Lest we forget how far we traveled in May, here is a quick summary of the way we were: (Source: Bloomberg)
|DJUBS Prec Metals||514.6371||477.9181||-7.1%|
|DJUBS Ind Metals||326.637||295.1249||-9.6%|
|Spanish 10y yields||5.77%||6.56%||+79bps|
|US 10y yields||1.92%||1.56%||-36bps|
|US 10y real yields||-0.35%||-0.56%||-21bps|
|US 10y breakevens||2.24%||2.09%||-15bps|
Those are the financial market indicators, but we could go further. Initial Unemployment Claims for the last week of April were 368k; for the last week of May, the figure was 383k. That would seem to be the wrong direction. ADP was also weaker-than-expected at 133k. More concerning perhaps was the Chicago Purchasing Managers' Report for May, which fell to 52.7 (the lowest figure since 2009) instead of rising to 56.8 as expected. The chart below suggests that the recent numbers have been weaker than the prior numbers were strong.

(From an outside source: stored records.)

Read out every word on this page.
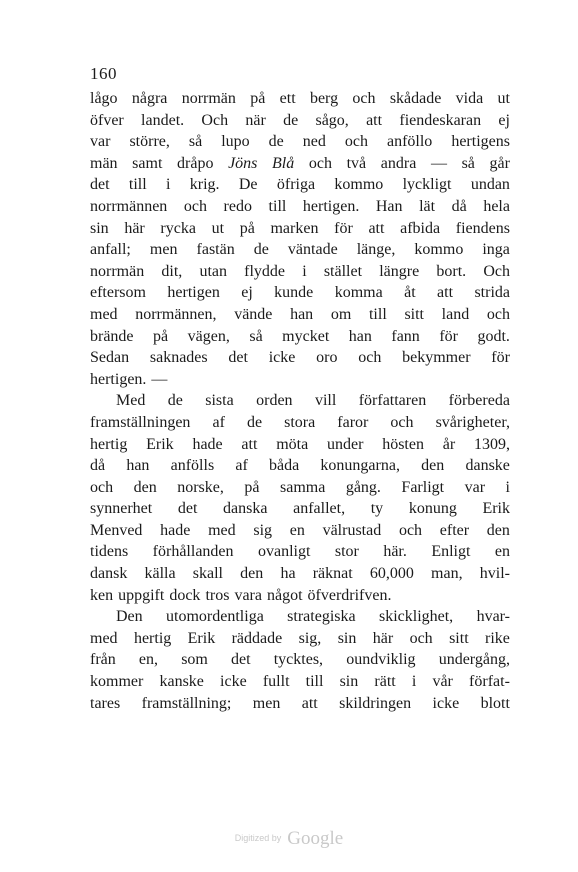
160
lågo några norrmän på ett berg och skådade vida ut
öfver landet. Och när de sågo, att fiendeskaran ej
var större, så lupo de ned och anföllo hertigens
män samt dråpo Jöns Blå och två andra — så går
det till i krig. De öfriga kommo lyckligt undan
norrmännen och redo till hertigen. Han lät då hela
sin här rycka ut på marken för att afbida fiendens
anfall; men fastän de väntade länge, kommo inga
norrmän dit, utan flydde i stället längre bort. Och
eftersom hertigen ej kunde komma åt att strida
med norrmännen, vände han om till sitt land och
brände på vägen, så mycket han fann för godt.
Sedan saknades det icke oro och bekymmer för
hertigen. —
Med de sista orden vill författaren förbereda
framställningen af de stora faror och svårigheter,
hertig Erik hade att möta under hösten år 1309,
då han anfölls af båda konungarna, den danske
och den norske, på samma gång. Farligt var i
synnerhet det danska anfallet, ty konung Erik
Menved hade med sig en välrustad och efter den
tidens förhållanden ovanligt stor här. Enligt en
dansk källa skall den ha räknat 60,000 man, hvil-
ken uppgift dock tros vara något öfverdrifven.
Den utomordentliga strategiska skicklighet, hvar-
med hertig Erik räddade sig, sin här och sitt rike
från en, som det tycktes, oundviklig undergång,
kommer kanske icke fullt till sin rätt i vår förfat-
tares framställning; men att skildringen icke blott
Digitized by Google
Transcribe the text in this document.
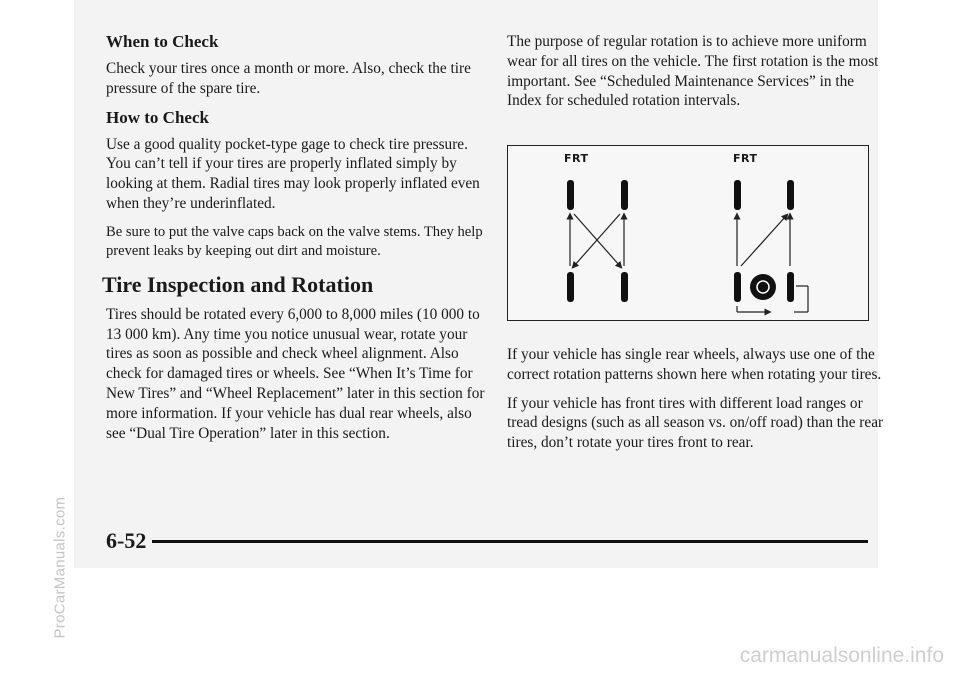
ProCarManuals.com
When to Check

Check your tires once a month or more. Also, check the tire pressure of the spare tire.

How to Check

Use a good quality pocket-type gage to check tire pressure. You can’t tell if your tires are properly inflated simply by looking at them. Radial tires may look properly inflated even when they’re underinflated.

Be sure to put the valve caps back on the valve stems. They help prevent leaks by keeping out dirt and moisture.

Tire Inspection and Rotation

Tires should be rotated every 6,000 to 8,000 miles (10 000 to 13 000 km). Any time you notice unusual wear, rotate your tires as soon as possible and check wheel alignment. Also check for damaged tires or wheels. See “When It’s Time for New Tires” and “Wheel Replacement” later in this section for more information. If your vehicle has dual rear wheels, also see “Dual Tire Operation” later in this section.

The purpose of regular rotation is to achieve more uniform wear for all tires on the vehicle. The first rotation is the most important. See “Scheduled Maintenance Services” in the Index for scheduled rotation intervals.

FRT	FRT

If your vehicle has single rear wheels, always use one of the correct rotation patterns shown here when rotating your tires.

If your vehicle has front tires with different load ranges or tread designs (such as all season vs. on/off road) than the rear tires, don’t rotate your tires front to rear.

6-52
carmanualsonline.info
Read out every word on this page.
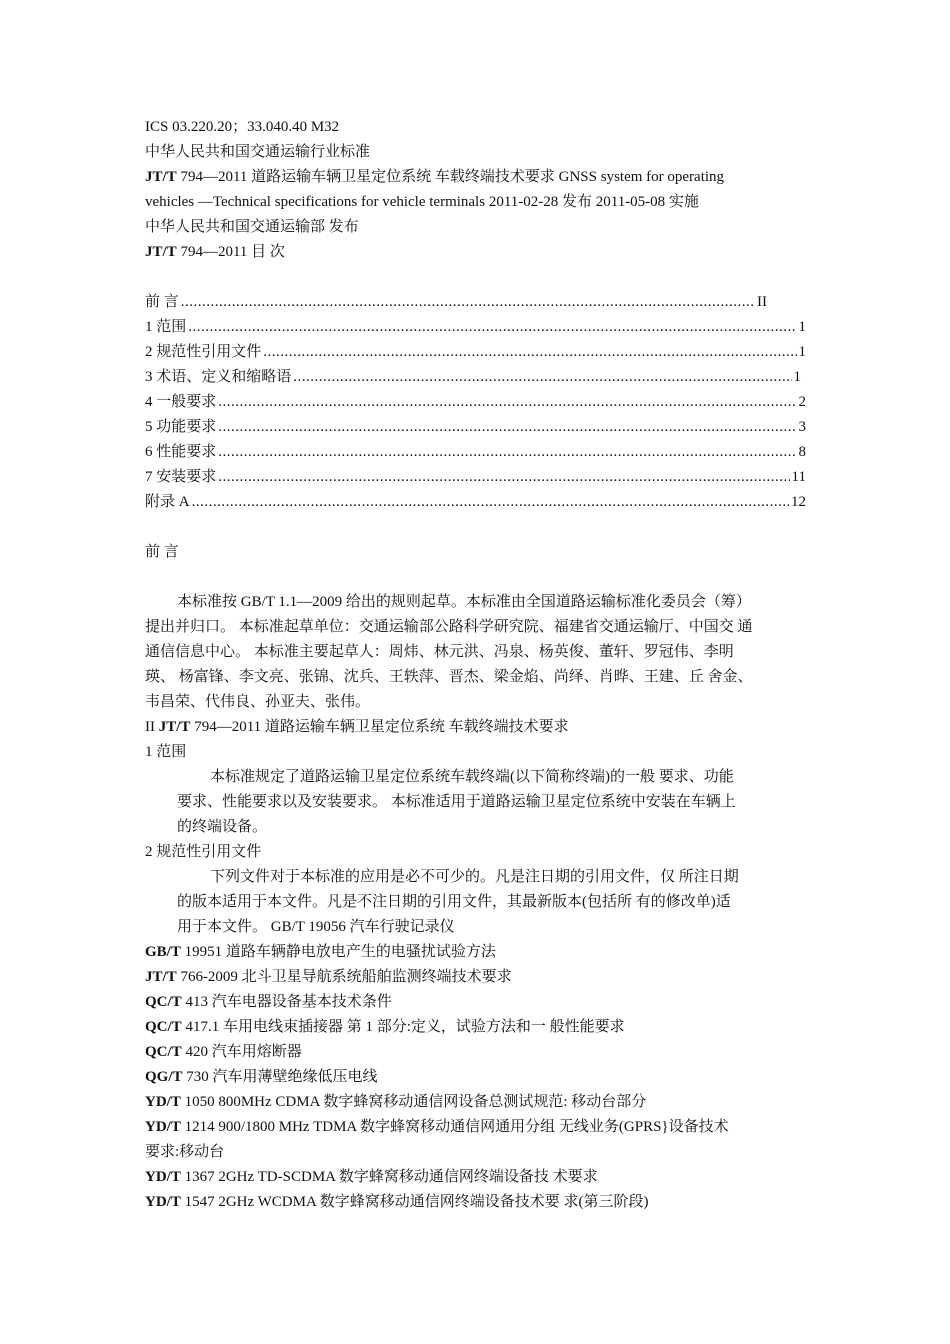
ICS 03.220.20；33.040.40 M32
中华人民共和国交通运输行业标准
JT/T 794—2011 道路运输车辆卫星定位系统 车载终端技术要求 GNSS system for operating
vehicles —Technical specifications for vehicle terminals 2011-02-28 发布 2011-05-08 实施
中华人民共和国交通运输部 发布
JT/T 794—2011 目 次
前 言 .....	II
1 范围 .....	1
2 规范性引用文件 .....	1
3 术语、定义和缩略语 .....	1
4 一般要求 .....	2
5 功能要求 .....	3
6 性能要求 .....	8
7 安装要求 .....	11
附录 A .....	12
前 言
本标准按 GB/T 1.1—2009 给出的规则起草。本标准由全国道路运输标准化委员会（筹）
提出并归口。 本标准起草单位：交通运输部公路科学研究院、福建省交通运输厅、中国交 通
通信信息中心。 本标准主要起草人：周炜、林元洪、冯泉、杨英俊、董轩、罗冠伟、李明
瑛、 杨富锋、李文亮、张锦、沈兵、王轶萍、晋杰、梁金焰、尚绎、肖晔、王建、丘 舍金、
韦昌荣、代伟良、孙亚夫、张伟。
II JT/T 794—2011 道路运输车辆卫星定位系统 车载终端技术要求
1 范围
本标准规定了道路运输卫星定位系统车载终端(以下简称终端)的一般 要求、功能
要求、性能要求以及安装要求。 本标准适用于道路运输卫星定位系统中安装在车辆上
的终端设备。
2 规范性引用文件
下列文件对于本标准的应用是必不可少的。凡是注日期的引用文件，仅 所注日期
的版本适用于本文件。凡是不注日期的引用文件，其最新版本(包括所 有的修改单)适
用于本文件。 GB/T 19056 汽车行驶记录仪
GB/T 19951 道路车辆静电放电产生的电骚扰试验方法
JT/T 766-2009 北斗卫星导航系统船舶监测终端技术要求
QC/T 413 汽车电器设备基本技术条件
QC/T 417.1 车用电线束插接器 第 1 部分:定义，试验方法和一 般性能要求
QC/T 420 汽车用熔断器
QG/T 730 汽车用薄壁绝缘低压电线
YD/T 1050 800MHz CDMA 数字蜂窝移动通信网设备总测试规范: 移动台部分
YD/T 1214 900/1800 MHz TDMA 数字蜂窝移动通信网通用分组 无线业务(GPRS}设备技术
要求:移动台
YD/T 1367 2GHz TD-SCDMA 数字蜂窝移动通信网终端设备技 术要求
YD/T 1547 2GHz WCDMA 数字蜂窝移动通信网终端设备技术要 求(第三阶段)
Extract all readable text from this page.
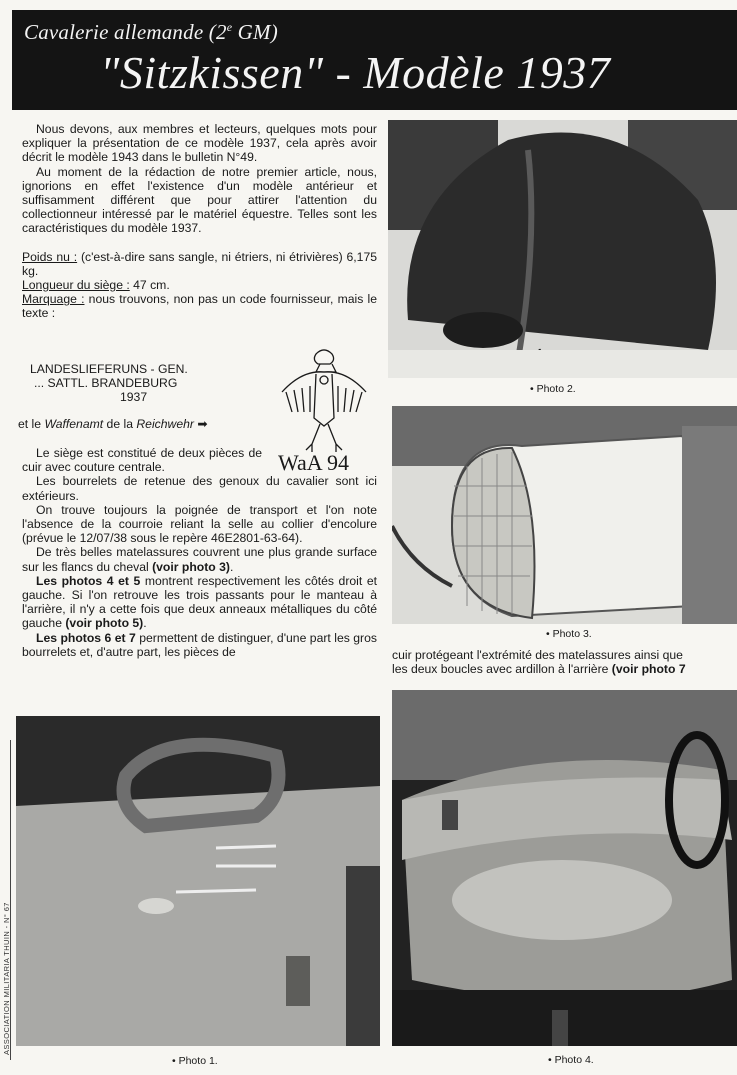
Cavalerie allemande (2e GM)
"Sitzkissen" - Modèle 1937

Nous devons, aux membres et lecteurs, quelques mots pour expliquer la présentation de ce modèle 1937, cela après avoir décrit le modèle 1943 dans le bulletin N°49.

Au moment de la rédaction de notre premier article, nous, ignorions en effet l'existence d'un modèle antérieur et suffisamment différent que pour attirer l'attention du collectionneur intéressé par le matériel équestre. Telles sont les caractéristiques du modèle 1937.

Poids nu : (c'est-à-dire sans sangle, ni étriers, ni étrivières) 6,175 kg.

Longueur du siège : 47 cm.

Marquage : nous trouvons, non pas un code fournisseur, mais le texte :

LANDESLIEFERUNS - GEN.
... SATTL. BRANDEBURG
1937
et le Waffenamt de la Reichwehr ➡
WaA 94

Le siège est constitué de deux pièces de cuir avec couture centrale.

Les bourrelets de retenue des genoux du cavalier sont ici extérieurs.

On trouve toujours la poignée de transport et l'on note l'absence de la courroie reliant la selle au collier d'encolure (prévue le 12/07/38 sous le repère 46E2801-63-64).

De très belles matelassures couvrent une plus grande surface sur les flancs du cheval (voir photo 3).

Les photos 4 et 5 montrent respectivement les côtés droit et gauche. Si l'on retrouve les trois passants pour le manteau à l'arrière, il n'y a cette fois que deux anneaux métalliques du côté gauche (voir photo 5).

Les photos 6 et 7 permettent de distinguer, d'une part les gros bourrelets et, d'autre part, les pièces de

• Photo 2.
• Photo 3.
cuir protégeant l'extrémité des matelassures ainsi que
les deux boucles avec ardillon à l'arrière (voir photo 7
• Photo 1.	• Photo 4.
ASSOCIATION MILITARIA THUIN - N° 67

Stocks sank, although slowly, until the S&P reached and briefly sank below the 1300 level again. Then, for the second time this week, the market rallied on a poll showing the largest pro-austerity party in Greece leading the largest cancel-bailout party by 26% to 24.3%. Yes, that's right: a 1% increase in the aggregate value of the equity market in the U.S. in response to a polling that was within the margin of error!
If you sold in May, I hope you went away because there weren't many places to hide. Bonds were the clear winners, but with core inflation rising in virtually every country that is obviously a limited-time offer. Today, year-on-year core inflation in Europe exceeded expectations for the second month in a row. European HICP ex-tobacco, food, and energy rose 1.6%, matching last month's figure and the high since 2009. (You wouldn't know this from the widespread headlines of "Euro Zone Inflation Drops to 15-Month Low," focusing on a headline figure that pundits hope can be interpreted as giving the ECB more room to ease. I fully expect that to happen, and for the Fed to also ease as the European disaster grows more frightening. It isn't necessary for inflation to be falling, and it won't matter that core inflation continues to rise. Central bankers simply won't consider inflation to be a matter of signal importance compared to recession/depression fears.
What a month it has been. And as May draws to a close, we are plainly getting close to a mayday cry.